How to achieve this seems not obvious in the current set-up. With the spin-off of xsf into a header-only library, plus the generation of Python bindings, I guess it will become rather straightforward once xsf lands.

steppi commented 1 week ago

@izaid, in the short term I think we can just have duplicate ufuncs in xsf and SciPy. Then we defer deciding on whether to move to C++ only testing or whether we should split off SciPy’s ufuncs into a separate Python package. For the time being, testing in Python is most convenient since we can copy over existing tests, and it should be easier to find contributors to work on test code.

ilayn commented 1 week ago

I think you will get hurt if you copy the existing test suite. As we discussed previously, the scipy tests are very unergonomic and very hard to decipher due to extensive dependency injection. I do think by paying some up front investment you would benefit a lot in the future to design your own tests. But that's what I meant above that C++ testing is "acquired taste", I don't know about google test but it is quite hard to compete with pytest ergonomics outside python. So you might want to keep the python bindings but that's up to you. I have no comments either way.

For the ufuncs, we can keep them over the scipy side if need be or get them from xsf. The seeming complexity is because now the translation units and ufunc code are intertwined but if you rip xsf out I can help to reorganize those parts on the scipy side.

steppi commented 1 week ago

I think you will get hurt if you copy the existing test suite. As we discussed previously, the scipy tests are very unergonomic and very hard to decipher due to extensive dependency injection. I do think by paying some up front investment you would benefit a lot in the future to design your own tests.

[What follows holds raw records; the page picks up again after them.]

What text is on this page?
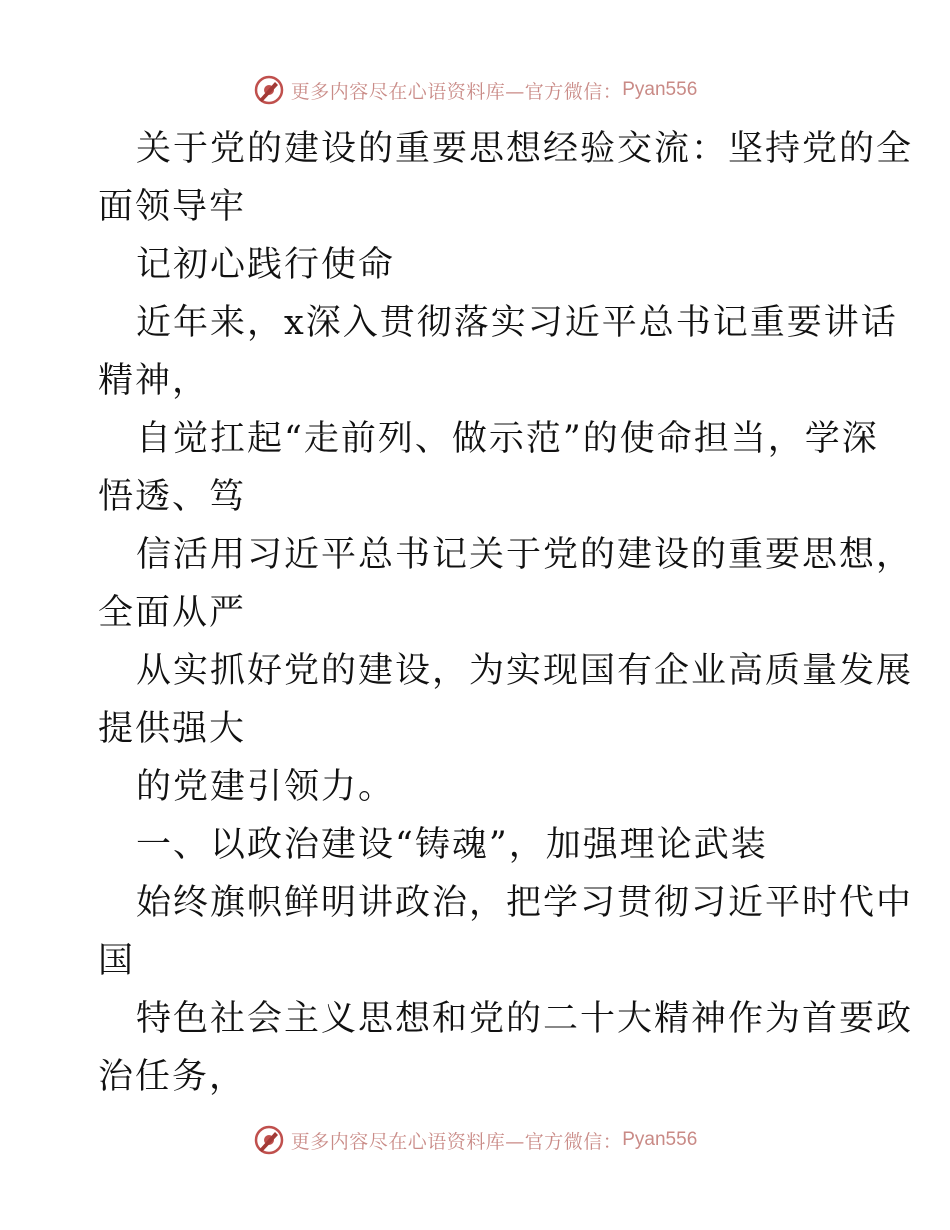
更多内容尽在心语资料库—官方微信： Pyan556
关于党的建设的重要思想经验交流：坚持党的全
面领导牢
记初心践行使命
近年来，x深入贯彻落实习近平总书记重要讲话
精神，
自觉扛起“走前列、做示范”的使命担当，学深
悟透、笃
信活用习近平总书记关于党的建设的重要思想，
全面从严
从实抓好党的建设，为实现国有企业高质量发展
提供强大
的党建引领力。
一、以政治建设“铸魂”，加强理论武装
始终旗帜鲜明讲政治，把学习贯彻习近平时代中
国
特色社会主义思想和党的二十大精神作为首要政
治任务，
更多内容尽在心语资料库—官方微信： Pyan556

Yeah, totally agreed that the existing test suite has a lot of problems. My current plan is to just copy over the existing tests this week so we can get something working as soon as possible, and then to make developing a proper test suite a priority over the next month (while getting rid of the original tests). That way we can get the separation out of the way quickly without having to pause special function development while the new test suite is being built.

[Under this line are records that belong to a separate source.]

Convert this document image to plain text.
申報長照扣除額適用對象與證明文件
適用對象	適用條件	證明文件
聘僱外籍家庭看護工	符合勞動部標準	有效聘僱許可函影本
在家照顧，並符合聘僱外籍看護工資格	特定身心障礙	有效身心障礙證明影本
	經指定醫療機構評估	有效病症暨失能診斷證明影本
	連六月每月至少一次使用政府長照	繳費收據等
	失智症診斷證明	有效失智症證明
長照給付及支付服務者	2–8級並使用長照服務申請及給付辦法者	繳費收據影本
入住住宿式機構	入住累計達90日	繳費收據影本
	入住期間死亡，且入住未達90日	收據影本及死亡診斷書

fancidev commented 1 week ago

except things like distribution functions for the kolmogorov distribution which depend on double double arithmetic

Maybe if you could open a separate issue later to elaborate a bit the problem encountered with double_double? I have used it in _iv_ratio_c, and have come across the need for compensated addition in pow1p.

I guess dd_real from cephes might have caused some trouble on the GPU as it uses the volatile keyword in compensated addition to force rounding. If this is the culprit, then I think it could be worked around by replacing volatile with some tricks, and I’d like to give a try at that.

steppi commented 1 week ago

I've submitted a pull request here, https://github.com/scipy/xsf/pull/2, to migrate the header files to xsf/include/xsf while preserving history. Thanks @asmeurer for the suggestion to use git-filter-repo. @izaid, you need to be added to the SciPy org before I can add you to the XSF Team, but until then, if you approve I'll self merge.

Maybe if you could open a separate issue later to elaborate a bit the problem encountered with double_double? I have used it in _iv_ratio_c, and have come across the need for compensated addition in pow1p.

@fancidev, sorry, I haven't looked into why double_double arithmetic is failing on CUDA, have no insight into what the cause may be, and have no elaboration to give. As I continue getting more functions working on CUDA, I want to start with low-hanging fruit, basically things which I'm confident I could do immediately without having to spend time problem-solving, so that's why I've excluded double_double from immediate consideration.